I'm actually very tired after a whole day of work but I say to myself that I must make this entry so that this would be a reminder to myself. Not towards the bad but more of self-encouragement.
Today I swallowed hard on my pride and ego so to not stoop to the low-class argument and mentality of a colleague. I know I was not in a wrong and everyone else also knows that. I was quite hot-headed when the incident happened and was so sure I would deal with it confrontational via email. Like this person would get worse repercussions through black and white and look totally stupid because it was not my fault at all. And I would also copy my boss in the email. But while I was crafting the reply, I got into a dilemma. My brain says 'Do It!', my heart says 'Forget about it. Be gracious!'. I stared at the screen for a long time struggling to make a decision to do it or not. And my heart won. I decided not to because,
1. There are enough wars already going on in office. I don't need another to make my point when everybody else knows the problem doesn't lie with me.

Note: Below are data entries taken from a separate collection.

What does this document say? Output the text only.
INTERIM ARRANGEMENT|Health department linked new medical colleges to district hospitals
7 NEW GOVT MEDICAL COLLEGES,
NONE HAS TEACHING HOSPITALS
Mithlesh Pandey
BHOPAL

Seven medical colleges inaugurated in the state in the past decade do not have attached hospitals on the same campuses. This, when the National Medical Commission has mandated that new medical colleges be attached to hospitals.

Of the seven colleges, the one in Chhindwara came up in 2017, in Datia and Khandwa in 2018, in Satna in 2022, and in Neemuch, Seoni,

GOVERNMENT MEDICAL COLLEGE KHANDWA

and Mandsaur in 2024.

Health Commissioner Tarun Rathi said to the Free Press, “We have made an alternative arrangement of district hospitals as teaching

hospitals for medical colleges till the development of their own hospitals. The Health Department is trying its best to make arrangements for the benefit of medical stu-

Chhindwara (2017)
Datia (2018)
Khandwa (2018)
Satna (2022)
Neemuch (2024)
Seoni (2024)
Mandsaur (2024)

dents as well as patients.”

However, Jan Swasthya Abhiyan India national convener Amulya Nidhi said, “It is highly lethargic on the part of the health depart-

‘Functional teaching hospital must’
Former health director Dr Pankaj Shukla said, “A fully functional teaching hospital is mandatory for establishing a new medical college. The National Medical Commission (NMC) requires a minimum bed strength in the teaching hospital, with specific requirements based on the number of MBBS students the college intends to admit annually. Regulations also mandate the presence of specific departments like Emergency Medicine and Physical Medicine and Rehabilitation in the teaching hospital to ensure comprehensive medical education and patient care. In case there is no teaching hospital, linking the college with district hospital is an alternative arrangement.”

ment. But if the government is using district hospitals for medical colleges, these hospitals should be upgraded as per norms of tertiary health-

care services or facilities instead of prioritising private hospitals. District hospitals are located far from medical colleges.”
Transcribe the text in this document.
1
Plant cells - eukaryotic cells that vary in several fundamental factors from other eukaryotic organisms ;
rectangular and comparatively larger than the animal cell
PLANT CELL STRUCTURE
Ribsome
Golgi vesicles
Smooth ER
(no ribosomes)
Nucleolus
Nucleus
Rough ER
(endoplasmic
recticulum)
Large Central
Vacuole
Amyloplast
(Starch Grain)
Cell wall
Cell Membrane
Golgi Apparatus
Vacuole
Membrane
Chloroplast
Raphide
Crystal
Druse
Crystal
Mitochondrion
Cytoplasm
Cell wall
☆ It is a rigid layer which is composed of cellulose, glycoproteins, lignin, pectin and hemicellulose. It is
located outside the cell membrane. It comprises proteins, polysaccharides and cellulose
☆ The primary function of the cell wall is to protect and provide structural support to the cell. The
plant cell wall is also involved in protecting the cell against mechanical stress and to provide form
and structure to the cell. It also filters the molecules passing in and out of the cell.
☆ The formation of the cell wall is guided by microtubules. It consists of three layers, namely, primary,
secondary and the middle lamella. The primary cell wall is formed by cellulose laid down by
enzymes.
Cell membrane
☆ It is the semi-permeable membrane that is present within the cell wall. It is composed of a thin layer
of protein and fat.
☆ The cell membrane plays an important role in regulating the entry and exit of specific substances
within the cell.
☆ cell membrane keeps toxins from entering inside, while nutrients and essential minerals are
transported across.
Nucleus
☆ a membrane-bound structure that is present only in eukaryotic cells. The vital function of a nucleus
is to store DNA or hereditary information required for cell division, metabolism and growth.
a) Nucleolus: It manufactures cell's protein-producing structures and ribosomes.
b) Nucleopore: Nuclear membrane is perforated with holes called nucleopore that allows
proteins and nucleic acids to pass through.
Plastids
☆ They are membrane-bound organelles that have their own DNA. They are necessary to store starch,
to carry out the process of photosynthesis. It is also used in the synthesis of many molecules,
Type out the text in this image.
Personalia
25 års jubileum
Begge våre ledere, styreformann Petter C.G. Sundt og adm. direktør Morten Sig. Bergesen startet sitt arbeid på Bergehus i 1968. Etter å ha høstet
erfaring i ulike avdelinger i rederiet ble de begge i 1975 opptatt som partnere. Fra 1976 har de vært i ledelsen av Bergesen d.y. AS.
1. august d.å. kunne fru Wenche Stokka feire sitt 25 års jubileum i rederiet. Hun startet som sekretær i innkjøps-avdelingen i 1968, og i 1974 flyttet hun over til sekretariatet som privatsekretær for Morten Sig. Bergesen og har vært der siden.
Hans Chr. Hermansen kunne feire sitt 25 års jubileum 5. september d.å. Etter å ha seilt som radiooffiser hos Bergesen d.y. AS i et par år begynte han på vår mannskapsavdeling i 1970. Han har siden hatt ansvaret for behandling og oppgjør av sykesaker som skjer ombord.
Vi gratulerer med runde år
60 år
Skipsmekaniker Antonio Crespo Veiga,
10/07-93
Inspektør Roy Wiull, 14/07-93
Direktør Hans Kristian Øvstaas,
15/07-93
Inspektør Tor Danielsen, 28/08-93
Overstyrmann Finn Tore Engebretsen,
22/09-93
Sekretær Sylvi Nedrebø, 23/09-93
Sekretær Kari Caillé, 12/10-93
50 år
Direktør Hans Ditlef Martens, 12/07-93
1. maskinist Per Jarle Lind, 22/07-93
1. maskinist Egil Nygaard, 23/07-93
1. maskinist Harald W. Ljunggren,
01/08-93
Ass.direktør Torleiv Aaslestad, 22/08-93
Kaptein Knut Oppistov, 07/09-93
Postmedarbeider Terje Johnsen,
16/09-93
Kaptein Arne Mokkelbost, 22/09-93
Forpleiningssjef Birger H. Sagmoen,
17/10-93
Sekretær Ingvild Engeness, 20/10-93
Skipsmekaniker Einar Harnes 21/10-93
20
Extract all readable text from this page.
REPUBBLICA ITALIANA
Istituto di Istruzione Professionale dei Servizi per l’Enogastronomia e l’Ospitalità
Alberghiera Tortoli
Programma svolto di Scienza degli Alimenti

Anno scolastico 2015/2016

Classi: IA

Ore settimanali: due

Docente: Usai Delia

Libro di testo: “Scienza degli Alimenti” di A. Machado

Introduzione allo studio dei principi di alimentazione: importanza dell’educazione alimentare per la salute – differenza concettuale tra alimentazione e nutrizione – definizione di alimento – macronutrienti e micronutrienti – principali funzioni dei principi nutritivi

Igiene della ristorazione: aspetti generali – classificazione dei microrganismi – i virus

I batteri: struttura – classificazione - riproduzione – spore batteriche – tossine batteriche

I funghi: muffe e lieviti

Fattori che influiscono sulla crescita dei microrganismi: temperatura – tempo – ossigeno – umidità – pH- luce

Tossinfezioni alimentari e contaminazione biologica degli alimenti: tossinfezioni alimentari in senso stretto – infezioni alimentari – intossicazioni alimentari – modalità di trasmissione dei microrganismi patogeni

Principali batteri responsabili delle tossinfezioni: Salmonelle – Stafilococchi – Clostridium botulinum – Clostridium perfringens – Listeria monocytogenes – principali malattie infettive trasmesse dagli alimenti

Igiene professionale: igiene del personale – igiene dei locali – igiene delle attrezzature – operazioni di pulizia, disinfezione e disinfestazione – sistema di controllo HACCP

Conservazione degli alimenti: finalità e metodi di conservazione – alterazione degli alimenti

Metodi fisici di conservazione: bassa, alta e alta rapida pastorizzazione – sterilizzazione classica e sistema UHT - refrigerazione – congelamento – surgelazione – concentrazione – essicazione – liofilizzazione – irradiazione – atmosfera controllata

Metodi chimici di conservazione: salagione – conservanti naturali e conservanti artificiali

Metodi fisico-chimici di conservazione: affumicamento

2. I don't need to fall into this 'trap' and show that I am of the same maturity and attitude as this person and it isn't my fault afterall.
Maybe some of you reading it will think I've made a foolish move and I should have countered back. I may 'suffer' more now but I trust that in long term I will be winner after all. I will always remember what one of my ex-bosses say, "Pick the right war to fight!". Yup! This war is not worth my time.